COVID denialism at this point in the pandemic is a luxury, plain and simple. These debates aren’t really about the Walthers or Madrigals in the world. I can’t speak to their age, race, ethnicity, or income specifically, but it is fair to say that writers at the Atlantic—and, yes, the American Conservative, where Walther works—stand in for a class of people who have been least affected by the pandemic. Here’s something worth mulling over: Of the nearly 400,000 COVID deaths in 2020, only about 4,000—1 percent—were among non-Hispanic college-educated white individuals age 25 to 64. As of this fall, 1 in every 240 Indigenous people have died, 1 in 390 Latinos, and 1 in 480 Black Americans; 1 out of 100 people older than age 65 have died. COVID doesn’t prey on the white managerial class in Manhattan or Michigan; it picks off racial and ethnic minorities, the working poor, the medically vulnerable, and the elderly, with prolific precision. Whatever you think of Madrigal’s reaction to a positive test, it was, at least, socially responsible. Walther, on the other hand, seems unconcerned with social responsibility at all. His moral argument, if there is one, boils down to this: A lot of people agree with me.
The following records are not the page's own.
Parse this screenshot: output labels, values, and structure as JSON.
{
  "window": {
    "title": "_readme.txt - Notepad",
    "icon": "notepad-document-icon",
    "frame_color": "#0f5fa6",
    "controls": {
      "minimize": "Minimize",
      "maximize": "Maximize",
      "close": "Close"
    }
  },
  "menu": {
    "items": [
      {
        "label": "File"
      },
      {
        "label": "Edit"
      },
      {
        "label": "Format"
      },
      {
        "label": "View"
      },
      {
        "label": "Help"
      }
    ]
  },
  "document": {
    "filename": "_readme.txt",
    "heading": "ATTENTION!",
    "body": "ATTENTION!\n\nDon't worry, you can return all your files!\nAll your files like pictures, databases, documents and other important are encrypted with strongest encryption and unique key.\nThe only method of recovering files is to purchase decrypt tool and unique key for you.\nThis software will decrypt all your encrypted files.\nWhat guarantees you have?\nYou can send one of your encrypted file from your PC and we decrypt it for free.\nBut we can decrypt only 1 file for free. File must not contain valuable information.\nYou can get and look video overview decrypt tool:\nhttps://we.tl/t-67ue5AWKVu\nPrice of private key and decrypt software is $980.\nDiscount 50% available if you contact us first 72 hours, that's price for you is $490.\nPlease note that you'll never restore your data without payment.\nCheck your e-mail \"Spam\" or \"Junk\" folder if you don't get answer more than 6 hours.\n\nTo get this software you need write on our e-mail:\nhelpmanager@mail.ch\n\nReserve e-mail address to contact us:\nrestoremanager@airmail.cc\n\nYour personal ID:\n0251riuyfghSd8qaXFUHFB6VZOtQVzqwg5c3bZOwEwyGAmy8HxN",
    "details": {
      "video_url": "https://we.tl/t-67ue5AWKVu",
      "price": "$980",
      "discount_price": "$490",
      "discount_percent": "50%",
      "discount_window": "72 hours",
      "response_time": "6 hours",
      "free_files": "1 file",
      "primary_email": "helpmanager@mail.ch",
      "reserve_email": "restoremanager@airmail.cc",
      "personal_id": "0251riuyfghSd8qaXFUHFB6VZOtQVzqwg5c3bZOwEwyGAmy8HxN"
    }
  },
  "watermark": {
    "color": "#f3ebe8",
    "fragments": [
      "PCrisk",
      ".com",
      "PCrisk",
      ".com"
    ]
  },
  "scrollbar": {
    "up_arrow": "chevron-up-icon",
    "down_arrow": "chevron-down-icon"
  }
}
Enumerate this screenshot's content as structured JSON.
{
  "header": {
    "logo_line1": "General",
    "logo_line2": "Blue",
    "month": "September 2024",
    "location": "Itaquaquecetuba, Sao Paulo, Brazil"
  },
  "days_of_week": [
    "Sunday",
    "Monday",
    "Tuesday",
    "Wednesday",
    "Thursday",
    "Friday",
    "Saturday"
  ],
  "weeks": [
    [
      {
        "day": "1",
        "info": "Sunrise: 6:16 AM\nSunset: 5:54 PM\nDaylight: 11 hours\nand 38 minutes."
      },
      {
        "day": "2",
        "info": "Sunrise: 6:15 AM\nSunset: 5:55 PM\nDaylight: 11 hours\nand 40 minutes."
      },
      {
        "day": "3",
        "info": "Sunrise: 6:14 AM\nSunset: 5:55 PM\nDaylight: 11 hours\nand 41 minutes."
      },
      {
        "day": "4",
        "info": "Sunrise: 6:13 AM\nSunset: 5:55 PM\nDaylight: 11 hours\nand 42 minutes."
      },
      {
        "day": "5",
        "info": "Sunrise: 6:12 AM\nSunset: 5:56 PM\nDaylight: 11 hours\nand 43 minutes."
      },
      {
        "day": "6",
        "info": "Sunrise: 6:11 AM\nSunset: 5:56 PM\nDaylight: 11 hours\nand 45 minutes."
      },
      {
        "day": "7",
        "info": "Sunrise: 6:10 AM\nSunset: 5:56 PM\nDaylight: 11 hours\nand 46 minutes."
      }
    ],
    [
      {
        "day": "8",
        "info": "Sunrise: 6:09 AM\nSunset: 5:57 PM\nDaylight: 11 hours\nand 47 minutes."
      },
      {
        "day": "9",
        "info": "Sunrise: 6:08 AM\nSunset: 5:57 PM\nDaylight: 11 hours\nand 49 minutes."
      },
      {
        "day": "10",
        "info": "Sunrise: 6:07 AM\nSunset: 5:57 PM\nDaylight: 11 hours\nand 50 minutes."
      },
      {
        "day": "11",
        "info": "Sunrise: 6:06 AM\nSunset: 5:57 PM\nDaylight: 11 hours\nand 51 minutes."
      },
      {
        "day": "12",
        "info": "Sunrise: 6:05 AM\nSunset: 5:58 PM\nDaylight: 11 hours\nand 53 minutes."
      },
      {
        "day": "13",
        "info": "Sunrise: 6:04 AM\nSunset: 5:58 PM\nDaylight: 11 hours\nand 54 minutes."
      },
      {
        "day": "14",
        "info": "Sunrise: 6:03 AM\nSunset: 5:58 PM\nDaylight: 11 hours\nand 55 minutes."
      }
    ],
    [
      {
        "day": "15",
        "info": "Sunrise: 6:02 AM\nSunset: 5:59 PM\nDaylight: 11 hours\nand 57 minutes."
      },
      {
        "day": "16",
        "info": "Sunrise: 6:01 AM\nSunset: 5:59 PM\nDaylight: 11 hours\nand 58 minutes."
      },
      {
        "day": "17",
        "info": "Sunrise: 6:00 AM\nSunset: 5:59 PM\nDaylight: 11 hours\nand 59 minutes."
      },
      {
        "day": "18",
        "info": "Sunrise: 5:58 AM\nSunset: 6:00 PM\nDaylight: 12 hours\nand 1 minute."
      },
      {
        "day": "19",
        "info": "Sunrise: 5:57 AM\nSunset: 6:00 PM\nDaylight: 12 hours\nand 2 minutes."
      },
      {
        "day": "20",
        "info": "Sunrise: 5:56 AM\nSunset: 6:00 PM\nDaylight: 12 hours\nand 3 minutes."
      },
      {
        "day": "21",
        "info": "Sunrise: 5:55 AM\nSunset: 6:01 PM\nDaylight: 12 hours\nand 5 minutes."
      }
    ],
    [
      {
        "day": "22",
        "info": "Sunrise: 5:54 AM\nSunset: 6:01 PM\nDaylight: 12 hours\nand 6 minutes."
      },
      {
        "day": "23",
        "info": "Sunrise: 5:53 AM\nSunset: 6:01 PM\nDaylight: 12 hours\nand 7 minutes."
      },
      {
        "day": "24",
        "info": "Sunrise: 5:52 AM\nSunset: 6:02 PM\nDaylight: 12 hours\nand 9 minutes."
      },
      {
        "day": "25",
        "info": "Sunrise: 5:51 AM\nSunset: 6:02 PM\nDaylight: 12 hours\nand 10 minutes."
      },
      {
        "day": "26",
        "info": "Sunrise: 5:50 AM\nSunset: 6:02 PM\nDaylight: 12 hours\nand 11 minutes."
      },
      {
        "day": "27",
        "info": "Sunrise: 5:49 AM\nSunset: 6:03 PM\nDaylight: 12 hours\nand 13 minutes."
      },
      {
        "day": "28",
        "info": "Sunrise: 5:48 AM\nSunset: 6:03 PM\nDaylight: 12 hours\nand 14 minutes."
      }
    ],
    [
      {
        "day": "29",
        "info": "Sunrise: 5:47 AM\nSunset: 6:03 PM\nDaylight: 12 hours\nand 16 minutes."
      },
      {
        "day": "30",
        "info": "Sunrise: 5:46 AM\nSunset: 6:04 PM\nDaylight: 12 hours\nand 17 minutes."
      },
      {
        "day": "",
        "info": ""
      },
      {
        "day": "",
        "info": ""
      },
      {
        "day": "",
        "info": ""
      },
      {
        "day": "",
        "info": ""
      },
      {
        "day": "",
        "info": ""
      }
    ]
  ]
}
That’s one thing that Walther’s article nails: The moment to get on board with precautions for the good of the group is long past for a lot of people. It’s hopelessly naïve to think deep-red counties are going to adopt vaccine mandates or display high rates of double-masking in public places where caseloads are high. That said, a lot of good can be done without buy-in from everyone. Policymakers could still decide to make reliable rapid tests and high-quality masks accessible and cheap for those who want them, and they could work on educating those who just haven’t had time to keep up with every twist and turn of the news. There could be even better efforts to vaccinate the millions of people who still want to be vaccinated (yes, they exist), with a push to make vaccines accessible to low-income and immigrant communities. But our pandemic response will need to continue to account for defiance. Future pandemic preparedness plans will need to bake in the fact that some people will just deny that the virus meaningfully exists.